Divers, mostly volunteers, hop into the tank with scrub brushes every day. They're charged with scrubbing our colorful new corals so they can remain vibrant and lovely. It's a job that has to happen every day. After all, if you have bright lights you're going to get some happy algae.

In this video, Daire has a curious onlooker while he's scrubbing the algae at the top of the reef.


This bridled burrfish is related to all of our other spiky puffers: balloonfish, porcupinefish, spotted burrfish and striped burrfish. But perhaps he thinks this brush is his kin!


Signs of happy fish

One of the roles of a GOT Aquarist is to ensure that all of the animals in the Giant Ocean Tank are happy and healthy.
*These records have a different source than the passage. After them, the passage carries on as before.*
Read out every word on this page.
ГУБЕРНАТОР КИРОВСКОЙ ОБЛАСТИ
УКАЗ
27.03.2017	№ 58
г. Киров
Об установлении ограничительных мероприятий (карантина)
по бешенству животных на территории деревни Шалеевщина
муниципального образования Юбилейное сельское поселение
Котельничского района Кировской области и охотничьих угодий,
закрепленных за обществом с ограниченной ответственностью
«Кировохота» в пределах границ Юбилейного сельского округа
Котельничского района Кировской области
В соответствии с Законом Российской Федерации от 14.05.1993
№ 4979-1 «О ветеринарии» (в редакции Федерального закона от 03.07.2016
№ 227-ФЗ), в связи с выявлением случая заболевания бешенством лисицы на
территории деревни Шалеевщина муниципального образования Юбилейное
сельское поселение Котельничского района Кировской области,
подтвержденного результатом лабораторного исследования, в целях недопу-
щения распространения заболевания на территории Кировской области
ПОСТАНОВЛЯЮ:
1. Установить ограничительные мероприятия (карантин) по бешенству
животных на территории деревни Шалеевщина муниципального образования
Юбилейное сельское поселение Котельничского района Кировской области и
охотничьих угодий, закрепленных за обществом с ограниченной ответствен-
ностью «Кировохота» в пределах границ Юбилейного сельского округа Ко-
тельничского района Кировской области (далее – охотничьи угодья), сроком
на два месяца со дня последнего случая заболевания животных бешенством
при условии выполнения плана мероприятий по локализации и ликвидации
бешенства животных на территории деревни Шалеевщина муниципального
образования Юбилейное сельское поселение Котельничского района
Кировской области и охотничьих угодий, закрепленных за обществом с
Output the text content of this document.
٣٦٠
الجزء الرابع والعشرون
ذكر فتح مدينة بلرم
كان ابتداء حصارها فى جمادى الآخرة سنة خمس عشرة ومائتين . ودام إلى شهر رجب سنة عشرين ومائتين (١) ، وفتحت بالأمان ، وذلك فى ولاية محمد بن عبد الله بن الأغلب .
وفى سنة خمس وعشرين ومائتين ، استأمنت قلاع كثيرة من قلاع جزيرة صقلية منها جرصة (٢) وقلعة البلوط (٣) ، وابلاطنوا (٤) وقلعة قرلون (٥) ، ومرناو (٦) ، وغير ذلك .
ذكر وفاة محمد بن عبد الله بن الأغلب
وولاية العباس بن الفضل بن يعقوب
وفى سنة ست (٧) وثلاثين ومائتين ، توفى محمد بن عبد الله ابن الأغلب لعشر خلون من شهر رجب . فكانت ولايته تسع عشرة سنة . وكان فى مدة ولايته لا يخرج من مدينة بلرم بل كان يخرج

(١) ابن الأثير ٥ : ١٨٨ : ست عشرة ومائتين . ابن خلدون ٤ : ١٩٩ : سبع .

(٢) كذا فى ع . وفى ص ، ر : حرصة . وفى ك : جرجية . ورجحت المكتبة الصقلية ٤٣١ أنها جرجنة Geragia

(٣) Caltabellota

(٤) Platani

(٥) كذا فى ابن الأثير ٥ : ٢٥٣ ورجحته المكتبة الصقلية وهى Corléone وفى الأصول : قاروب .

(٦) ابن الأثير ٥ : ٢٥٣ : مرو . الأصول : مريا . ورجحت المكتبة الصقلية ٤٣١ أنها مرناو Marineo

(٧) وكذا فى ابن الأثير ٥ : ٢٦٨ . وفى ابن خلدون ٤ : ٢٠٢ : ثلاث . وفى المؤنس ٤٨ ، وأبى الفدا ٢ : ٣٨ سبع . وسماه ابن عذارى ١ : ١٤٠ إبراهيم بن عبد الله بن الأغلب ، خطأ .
On each of our dives we make observations and monitor the behaviors of the animals as a way to keep track of animal health.

Divers observe all the fish—big and small—inside the Giant Ocean Tank each day

Occasionally we are rewarded with something really exciting!

Can you tell what this is? I’ll give you a hint: It is one of the signs of a happy and healthy fish.

Fish that are well-fed and relaxed are able to spend energy on things that are not critical to their individual survival. In the GOT this sometimes results in fish spawning, or laying eggs.

Each speck is a tiny fertilized Sergeant major egg

Some fish release their spawn into the water while others, like our Sergeant majors, lay their eggs on a surface.

One of the small adult Sergeant majors currently in the Giant Ocean Tank

A while back we talked about where baby fish come from and raising fish at the Aquarium, and it is great to know that post-renovation the fish are happy with their new home.

Under the microscope you can see the yolk (the purple sphere) that provides the fish with energy to grow

After a couple days eyes develop and more colors start to appear 

Through our continuing partnership with Roger Williams University and recently with other institutions across the United States and we are working on methods to collect and hatch these eggs. Eventually we hope to use these captive bred fish to augment our tropical collecting efforts allowing us to further reduce our impact on wild populations.